そう。リディアーヌはついに窓からの飛び降り……急降下を実現したのである。
「ッッッっっ!!」
自分でやっておいてなんだが、さすがに体を包んだ浮遊感と舞い上がったドレスに、声にならない悲鳴が飛び出した。だが下で慌てふためく二人ほどではなかったと思う。
「ッッ、なッ」
「死ぬ気で受け止めろ! 落とすな!」
「当たり前ですっ!」
なんか変な言葉が聞こえた気がしないでもないが、それを理解するよりも早く、ドスンと落下した体が抱き留め……いや、ちっとも柔らかくない骨と皮みたいな華奢な二人を地面に押しつぶしながら、何とか無事にリディアーヌの体は地面に着地した。
贅肉の一つも付けておいてくれたなら良かったものの、ちっともクッション代わりにはならず、全身がジンと痛んだ。

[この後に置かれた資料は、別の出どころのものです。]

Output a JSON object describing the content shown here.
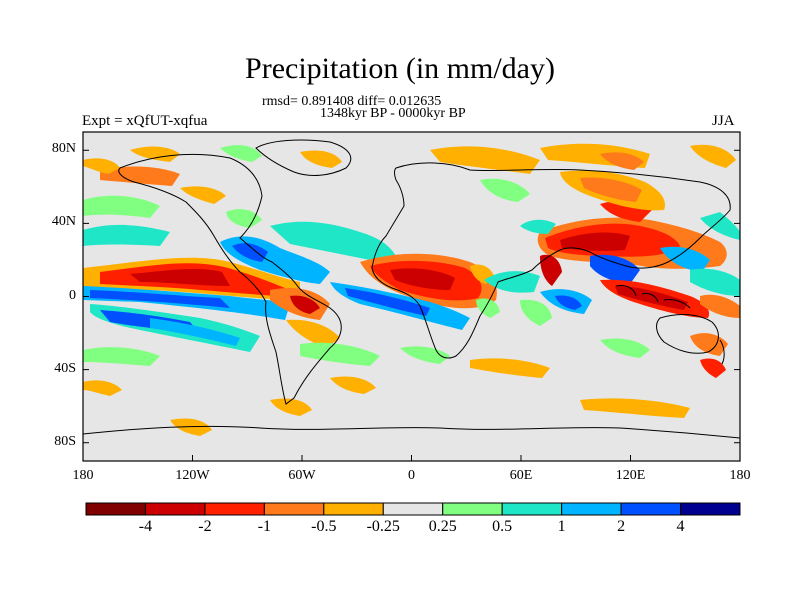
{
  "title": "Precipitation (in mm/day)",
  "stats": "rmsd= 0.891408 diff= 0.012635",
  "period": "1348kyr BP - 0000kyr BP",
  "experiment": "Expt = xQfUT-xqfua",
  "season": "JJA",
  "y_axis": {
    "ticks": [
      {
        "label": "80N",
        "value": 80
      },
      {
        "label": "40N",
        "value": 40
      },
      {
        "label": "0",
        "value": 0
      },
      {
        "label": "40S",
        "value": -40
      },
      {
        "label": "80S",
        "value": -80
      }
    ],
    "range": [
      -90,
      90
    ]
  },
  "x_axis": {
    "ticks": [
      {
        "label": "180",
        "value": -180
      },
      {
        "label": "120W",
        "value": -120
      },
      {
        "label": "60W",
        "value": -60
      },
      {
        "label": "0",
        "value": 0
      },
      {
        "label": "60E",
        "value": 60
      },
      {
        "label": "120E",
        "value": 120
      },
      {
        "label": "180",
        "value": 180
      }
    ],
    "range": [
      -180,
      180
    ]
  },
  "colorbar": {
    "colors": [
      "#800000",
      "#cc0000",
      "#ff2000",
      "#ff7a1a",
      "#ffb000",
      "#e6e6e6",
      "#80ff80",
      "#20e6c8",
      "#00b4ff",
      "#0050ff",
      "#000090"
    ],
    "labels": [
      "-4",
      "-2",
      "-1",
      "-0.5",
      "-0.25",
      "0.25",
      "0.5",
      "1",
      "2",
      "4"
    ],
    "levels": [
      -4,
      -2,
      -1,
      -0.5,
      -0.25,
      0.25,
      0.5,
      1,
      2,
      4
    ]
  },
  "colors": {
    "background_field": "#e6e6e6",
    "coastline": "#000000"
  }
}
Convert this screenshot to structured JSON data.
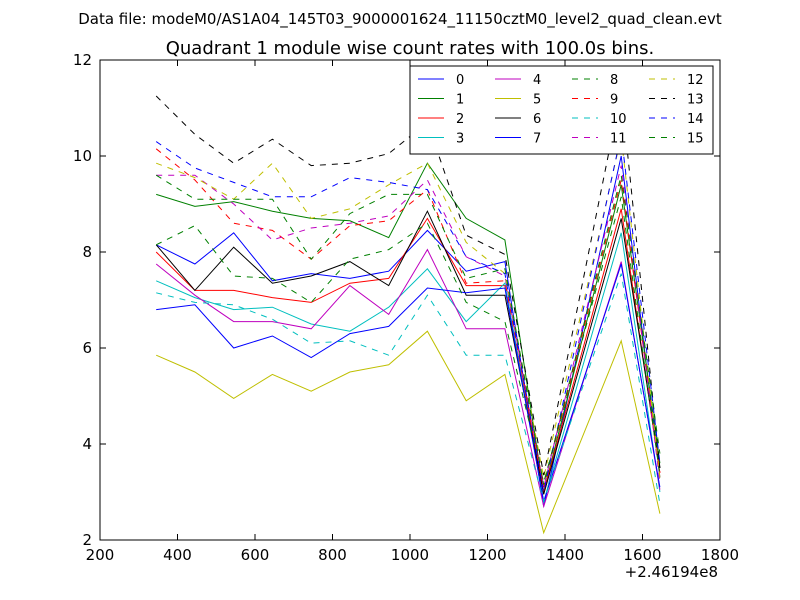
{
  "header": {
    "data_file": "Data file: modeM0/AS1A04_145T03_9000001624_11150cztM0_level2_quad_clean.evt"
  },
  "chart_data": {
    "type": "line",
    "title": "Quadrant 1 module wise count rates with 100.0s bins.",
    "xlabel": "",
    "ylabel": "",
    "x_offset_label": "+2.46194e8",
    "xlim": [
      200,
      1800
    ],
    "ylim": [
      2,
      12
    ],
    "x_ticks": [
      200,
      400,
      600,
      800,
      1000,
      1200,
      1400,
      1600,
      1800
    ],
    "y_ticks": [
      2,
      4,
      6,
      8,
      10,
      12
    ],
    "x_tick_labels": [
      "200",
      "400",
      "600",
      "800",
      "1000",
      "1200",
      "1400",
      "1600",
      "1800"
    ],
    "y_tick_labels": [
      "2",
      "4",
      "6",
      "8",
      "10",
      "12"
    ],
    "legend_location": "top-right",
    "legend_columns": 4,
    "x": [
      345,
      445,
      545,
      645,
      745,
      845,
      945,
      1045,
      1145,
      1245,
      1345,
      1545,
      1645
    ],
    "series": [
      {
        "name": "0",
        "color": "#0000ff",
        "dash": "solid",
        "values": [
          8.15,
          7.75,
          8.4,
          7.4,
          7.55,
          7.45,
          7.6,
          8.45,
          7.6,
          7.8,
          2.7,
          10.0,
          3.3
        ]
      },
      {
        "name": "1",
        "color": "#008000",
        "dash": "solid",
        "values": [
          9.2,
          8.95,
          9.05,
          8.85,
          8.7,
          8.65,
          8.3,
          9.85,
          8.7,
          8.25,
          3.0,
          9.4,
          3.6
        ]
      },
      {
        "name": "2",
        "color": "#ff0000",
        "dash": "solid",
        "values": [
          8.0,
          7.2,
          7.2,
          7.05,
          6.95,
          7.35,
          7.45,
          8.7,
          7.3,
          7.3,
          3.0,
          8.9,
          3.4
        ]
      },
      {
        "name": "3",
        "color": "#00bfbf",
        "dash": "solid",
        "values": [
          7.4,
          7.05,
          6.8,
          6.85,
          6.5,
          6.35,
          6.85,
          7.65,
          6.55,
          7.35,
          2.8,
          8.4,
          3.0
        ]
      },
      {
        "name": "4",
        "color": "#bf00bf",
        "dash": "solid",
        "values": [
          7.75,
          7.1,
          6.55,
          6.55,
          6.4,
          7.3,
          6.7,
          8.05,
          6.4,
          6.4,
          2.7,
          7.8,
          3.05
        ]
      },
      {
        "name": "5",
        "color": "#bfbf00",
        "dash": "solid",
        "values": [
          5.85,
          5.5,
          4.95,
          5.45,
          5.1,
          5.5,
          5.65,
          6.35,
          4.9,
          5.45,
          2.15,
          6.15,
          2.55
        ]
      },
      {
        "name": "6",
        "color": "#000000",
        "dash": "solid",
        "values": [
          8.15,
          7.2,
          8.1,
          7.35,
          7.5,
          7.8,
          7.3,
          8.85,
          7.1,
          7.1,
          2.95,
          8.7,
          3.5
        ]
      },
      {
        "name": "7",
        "color": "#0000ff",
        "dash": "solid",
        "values": [
          6.8,
          6.9,
          6.0,
          6.25,
          5.8,
          6.3,
          6.45,
          7.25,
          7.15,
          7.25,
          2.8,
          7.75,
          3.1
        ]
      },
      {
        "name": "8",
        "color": "#008000",
        "dash": "dashed",
        "values": [
          8.15,
          8.55,
          7.5,
          7.45,
          6.95,
          7.85,
          8.05,
          8.6,
          6.95,
          6.55,
          3.2,
          9.15,
          3.35
        ]
      },
      {
        "name": "9",
        "color": "#ff0000",
        "dash": "dashed",
        "values": [
          10.15,
          9.5,
          8.6,
          8.45,
          7.85,
          8.55,
          8.65,
          9.3,
          7.35,
          7.4,
          3.1,
          9.5,
          3.4
        ]
      },
      {
        "name": "10",
        "color": "#00bfbf",
        "dash": "dashed",
        "values": [
          7.15,
          6.95,
          6.9,
          6.6,
          6.1,
          6.15,
          5.85,
          7.1,
          5.85,
          5.85,
          2.8,
          7.55,
          2.75
        ]
      },
      {
        "name": "11",
        "color": "#bf00bf",
        "dash": "dashed",
        "values": [
          9.6,
          9.6,
          9.0,
          8.25,
          8.5,
          8.6,
          8.75,
          9.5,
          7.9,
          7.5,
          3.1,
          9.8,
          3.2
        ]
      },
      {
        "name": "12",
        "color": "#bfbf00",
        "dash": "dashed",
        "values": [
          9.85,
          9.55,
          9.1,
          9.85,
          8.7,
          8.9,
          9.4,
          9.85,
          8.2,
          7.55,
          3.3,
          10.4,
          3.3
        ]
      },
      {
        "name": "13",
        "color": "#000000",
        "dash": "dashed",
        "values": [
          11.25,
          10.45,
          9.85,
          10.35,
          9.8,
          9.85,
          10.05,
          10.7,
          8.35,
          7.95,
          3.35,
          11.35,
          3.5
        ]
      },
      {
        "name": "14",
        "color": "#0000ff",
        "dash": "dashed",
        "values": [
          10.3,
          9.75,
          9.45,
          9.15,
          9.15,
          9.55,
          9.45,
          9.3,
          7.9,
          7.55,
          3.0,
          10.45,
          3.6
        ]
      },
      {
        "name": "15",
        "color": "#008000",
        "dash": "dashed",
        "values": [
          9.6,
          9.1,
          9.1,
          9.1,
          7.85,
          8.8,
          9.2,
          9.2,
          7.45,
          7.65,
          3.15,
          9.6,
          3.8
        ]
      }
    ]
  }
}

ただ幸い怪我はなく……こほんっ。リディアーヌには、怪我はなかった。
「ひっ、姫様ぁぁっ?!」
上でケーリックが何やら騒いでいるが……まぁ、結果オーライである。
「よくやったわ、二人とも!」
「……」
「……」
べっしょりと地面に倒れている使えない文官達はそこに置いておいて、そそくさと立ち上がり血濡れのドレスの裾を整えたリディアーヌは、さっそく騒ぎの起きている方へと駆けだす。
「まっ、まち……っ」
なんかうちのフィリックさんが一生懸命呻きながら手を伸ばしていたが、知らない。私は何も見ていないのである。
「ひーめーさーまぁぁぁーーー!!」
夜の闇にこだました情けない叫び声を聞きながら、ふと手に握りしめたククの危険薬がいつもの赤でも白でもない見たことのない色をしていることに気が付いたが……こちらについても、見なかったふりをしておいた。